Following its presentation in Milan, Vespa Primavera arrived on the market in 1968, incorporating unique and winning characteristics that had featured on other Vespa models in previous seasons. This is why even the first Primavera, the 1968 model, already had its own family tree. Small yet powerful, Vespa Primavera condensed all those qualities that served to power a generation of young people as they took action, as of that very year, to find their own spaces, their own freedom.
The first Vespa to break away from the "relaxed" image offered up until that point was the 1955 GS, with its sports soul and performance level. Born out of the Piaggio Race Department's experience (throughout the 50s, it competed with Vespa in regularity trials, often beating its Italian and foreign competition), the GS was a turning point in Vespa history: fast (it exceeded 100 km/h), innovative (the first 4-speed gearbox) and safe (thanks to its larger 10" wheels).
The 1963 Vespa 50 served as a milestone, introducing the “small shell” concept into the Vespa family. A smaller, more agile and youthful chassis that, created with the minimum engine capacity, immediately proved that it couldn't resist the temptation to grow in both engine capacity and performance.
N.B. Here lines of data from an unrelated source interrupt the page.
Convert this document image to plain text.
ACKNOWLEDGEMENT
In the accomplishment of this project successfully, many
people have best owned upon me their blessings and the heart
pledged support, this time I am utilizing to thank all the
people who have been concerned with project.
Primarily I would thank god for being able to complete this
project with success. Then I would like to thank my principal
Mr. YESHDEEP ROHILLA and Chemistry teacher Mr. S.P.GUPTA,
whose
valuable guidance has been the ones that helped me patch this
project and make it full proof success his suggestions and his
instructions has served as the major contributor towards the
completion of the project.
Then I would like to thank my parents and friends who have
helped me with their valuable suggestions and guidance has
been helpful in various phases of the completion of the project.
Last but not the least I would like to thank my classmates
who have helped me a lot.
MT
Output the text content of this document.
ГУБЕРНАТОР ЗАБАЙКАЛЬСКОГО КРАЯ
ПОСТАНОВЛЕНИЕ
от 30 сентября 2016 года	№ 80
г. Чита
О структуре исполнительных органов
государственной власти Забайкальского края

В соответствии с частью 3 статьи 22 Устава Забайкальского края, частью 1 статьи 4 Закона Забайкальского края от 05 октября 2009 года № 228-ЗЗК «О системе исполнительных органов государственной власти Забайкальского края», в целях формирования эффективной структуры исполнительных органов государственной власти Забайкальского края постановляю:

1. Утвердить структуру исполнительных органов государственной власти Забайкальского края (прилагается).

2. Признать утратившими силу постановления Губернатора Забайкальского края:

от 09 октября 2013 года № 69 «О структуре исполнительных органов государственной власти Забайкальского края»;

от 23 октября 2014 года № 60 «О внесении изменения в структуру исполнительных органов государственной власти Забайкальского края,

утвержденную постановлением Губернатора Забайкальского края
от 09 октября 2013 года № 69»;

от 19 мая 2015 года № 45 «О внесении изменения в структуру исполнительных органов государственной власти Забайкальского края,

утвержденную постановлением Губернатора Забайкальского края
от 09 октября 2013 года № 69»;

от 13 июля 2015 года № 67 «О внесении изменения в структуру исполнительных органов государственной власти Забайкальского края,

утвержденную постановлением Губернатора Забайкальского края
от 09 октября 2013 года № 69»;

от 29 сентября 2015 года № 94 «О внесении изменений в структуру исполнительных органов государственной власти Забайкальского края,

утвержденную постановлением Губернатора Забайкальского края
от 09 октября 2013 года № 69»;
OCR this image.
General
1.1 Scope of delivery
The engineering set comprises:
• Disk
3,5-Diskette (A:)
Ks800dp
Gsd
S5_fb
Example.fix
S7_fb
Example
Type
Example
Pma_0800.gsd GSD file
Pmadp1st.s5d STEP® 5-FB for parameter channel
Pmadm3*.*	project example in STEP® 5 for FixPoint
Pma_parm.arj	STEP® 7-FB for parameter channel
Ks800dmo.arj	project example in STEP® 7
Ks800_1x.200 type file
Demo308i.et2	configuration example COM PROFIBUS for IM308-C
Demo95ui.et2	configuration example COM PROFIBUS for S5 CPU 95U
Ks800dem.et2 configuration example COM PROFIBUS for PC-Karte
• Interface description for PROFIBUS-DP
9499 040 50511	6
This was how the Vespa 90 SS came about, in 1966; a special series deriving from the Vespa 50, it was characterised by a top box located between the seat and the steering column to encourage an extended riding position. The sports handlebar was narrow and low, the mudguard and shield were also radically new, tapered to favour speed. With displacement of just 90 cc, it reached 93 km/h. The “Nuova 125” was also born in 1966 and adopted the small chassis, created with the “Cinquanta”, as well as 10" wheels, a first for the 125.
Mid-way through the roaring 60s, everything was ready for the birth of the youngest Vespa, one that knew how to incorporate all of the best qualities, freshness and speed that had, until then, been split between the various models.
Vespa Primavera immediately became the dream for youngsters. Sixteen-year olds were fascinated by the increase in engine performance compared to the “Nuova 125”. Along with its elegance and lightness, much appreciated by young people, the model's handling and standing start contributed to its extraordinary commercial success. Vespa Primavera remained in the catalogue for 15 years and was flanked, in 1976, by the Primavera ET3 version, a model characterised by its electronic ignition, three transfer ports on the cylinder, a new elongated silencer taken from the 90 SS and an ignition key on the handlebar. All of this translated into even greater performance, reviving the sporting legend of the Primavera.
Vespa Primavera was reborn in 2013 harnessing all those qualities that led to the success of the first version. Young, innovative, technologically cutting-edge, agile and dynamic, and attentive to protecting the environment of which it is part, Vespa Primavera is once again a star of its time, inheriting all the freshness and joie de vivre of its ancestor.